Here’s our trading system:

  • We buy Bitcoin at the first weekly close above the 20-week moving average.
  • We sell Bitcoin at the first weekly close below the 20-week moving average.

This strategy produces only a few signals per year. Let’s look at the time period starting from 2019.

Bitcoin weekly chart since 2019.

The strategy produced five signals in the measured timeframe: 

  • Buy @ ~$4,000
  • Sell @ ~$8,000
  • Buy @ ~$8,500
  • Sell @ ~$8,000
  • Buy @ ~$9,000

 

So, our backtesting results show that this strategy would have been profitable. Does this mean it’s a guarantee it will continue to work? No. It just means that looking at this specific data set, the strategy would have turned a profit. You could think of this result as a rough benchmark.

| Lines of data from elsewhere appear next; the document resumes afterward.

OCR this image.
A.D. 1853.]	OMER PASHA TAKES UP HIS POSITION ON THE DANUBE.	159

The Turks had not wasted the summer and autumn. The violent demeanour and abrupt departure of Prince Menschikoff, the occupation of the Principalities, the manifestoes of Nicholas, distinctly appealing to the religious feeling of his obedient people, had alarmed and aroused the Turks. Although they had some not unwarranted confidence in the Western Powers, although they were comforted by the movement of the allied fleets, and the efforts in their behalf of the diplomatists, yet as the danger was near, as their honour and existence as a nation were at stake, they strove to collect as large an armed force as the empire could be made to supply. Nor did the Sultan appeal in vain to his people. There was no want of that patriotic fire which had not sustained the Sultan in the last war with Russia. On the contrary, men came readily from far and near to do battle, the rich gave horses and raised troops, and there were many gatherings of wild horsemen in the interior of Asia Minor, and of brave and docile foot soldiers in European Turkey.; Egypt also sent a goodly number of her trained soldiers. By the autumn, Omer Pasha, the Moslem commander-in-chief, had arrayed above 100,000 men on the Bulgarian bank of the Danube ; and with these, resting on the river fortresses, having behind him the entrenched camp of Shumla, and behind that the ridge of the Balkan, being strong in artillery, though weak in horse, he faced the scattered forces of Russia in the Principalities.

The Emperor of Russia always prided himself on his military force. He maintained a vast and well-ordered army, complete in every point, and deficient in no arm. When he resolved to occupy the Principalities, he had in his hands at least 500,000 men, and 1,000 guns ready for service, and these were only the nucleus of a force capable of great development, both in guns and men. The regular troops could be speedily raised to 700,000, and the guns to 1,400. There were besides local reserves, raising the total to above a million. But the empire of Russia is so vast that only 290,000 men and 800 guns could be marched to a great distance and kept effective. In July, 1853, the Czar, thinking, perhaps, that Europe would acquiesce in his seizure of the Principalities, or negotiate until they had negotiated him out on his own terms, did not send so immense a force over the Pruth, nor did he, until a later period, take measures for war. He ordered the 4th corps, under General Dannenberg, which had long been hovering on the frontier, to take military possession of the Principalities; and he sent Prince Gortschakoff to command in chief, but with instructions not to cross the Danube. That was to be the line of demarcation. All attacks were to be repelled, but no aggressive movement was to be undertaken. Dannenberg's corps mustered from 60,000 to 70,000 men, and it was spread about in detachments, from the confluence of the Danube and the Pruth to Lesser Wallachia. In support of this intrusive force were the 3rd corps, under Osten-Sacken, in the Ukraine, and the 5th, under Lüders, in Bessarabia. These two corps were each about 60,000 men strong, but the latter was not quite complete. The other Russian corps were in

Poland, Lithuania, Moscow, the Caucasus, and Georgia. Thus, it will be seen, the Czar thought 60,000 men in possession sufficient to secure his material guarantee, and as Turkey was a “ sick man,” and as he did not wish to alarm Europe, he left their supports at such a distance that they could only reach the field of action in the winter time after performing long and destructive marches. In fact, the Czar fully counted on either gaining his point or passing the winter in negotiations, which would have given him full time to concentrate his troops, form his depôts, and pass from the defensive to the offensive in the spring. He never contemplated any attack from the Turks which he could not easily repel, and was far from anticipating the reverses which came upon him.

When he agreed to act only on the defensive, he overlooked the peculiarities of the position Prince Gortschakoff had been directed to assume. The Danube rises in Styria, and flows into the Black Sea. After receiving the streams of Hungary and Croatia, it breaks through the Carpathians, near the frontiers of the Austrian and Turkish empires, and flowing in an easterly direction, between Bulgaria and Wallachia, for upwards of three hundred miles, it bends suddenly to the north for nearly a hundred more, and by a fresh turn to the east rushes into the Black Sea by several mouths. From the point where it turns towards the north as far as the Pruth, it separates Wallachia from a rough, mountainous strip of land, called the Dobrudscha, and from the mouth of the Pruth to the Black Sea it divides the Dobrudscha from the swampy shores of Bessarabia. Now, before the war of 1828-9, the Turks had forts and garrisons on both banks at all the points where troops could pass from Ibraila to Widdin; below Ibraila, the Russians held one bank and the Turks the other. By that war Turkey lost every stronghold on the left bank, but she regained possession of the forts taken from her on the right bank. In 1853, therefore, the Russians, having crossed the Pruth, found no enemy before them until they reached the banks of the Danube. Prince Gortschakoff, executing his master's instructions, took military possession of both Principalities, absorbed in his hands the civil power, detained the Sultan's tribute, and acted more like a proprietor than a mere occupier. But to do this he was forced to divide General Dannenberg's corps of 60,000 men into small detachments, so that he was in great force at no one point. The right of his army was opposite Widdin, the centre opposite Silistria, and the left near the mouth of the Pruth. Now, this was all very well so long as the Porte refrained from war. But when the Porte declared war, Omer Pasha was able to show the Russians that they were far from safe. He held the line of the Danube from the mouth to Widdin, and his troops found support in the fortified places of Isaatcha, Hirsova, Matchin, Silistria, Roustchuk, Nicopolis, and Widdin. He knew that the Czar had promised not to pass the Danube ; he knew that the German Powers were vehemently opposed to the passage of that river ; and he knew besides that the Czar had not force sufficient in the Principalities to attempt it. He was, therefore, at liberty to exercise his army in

Bear in mind; we only looked at less than two years of data. If we’d like to turn this into an actionable strategy, it may be worth going back further in time and test it with more price action.

With that said, this is a promising start. Our initial idea seems to be sound, and we may be able to create an investment strategy from it with some further optimization. Maybe we’d like to include more metrics and technical indicators to make the signals more reliable? It’s all up to our own ideas, investment time horizon, and risk tolerance.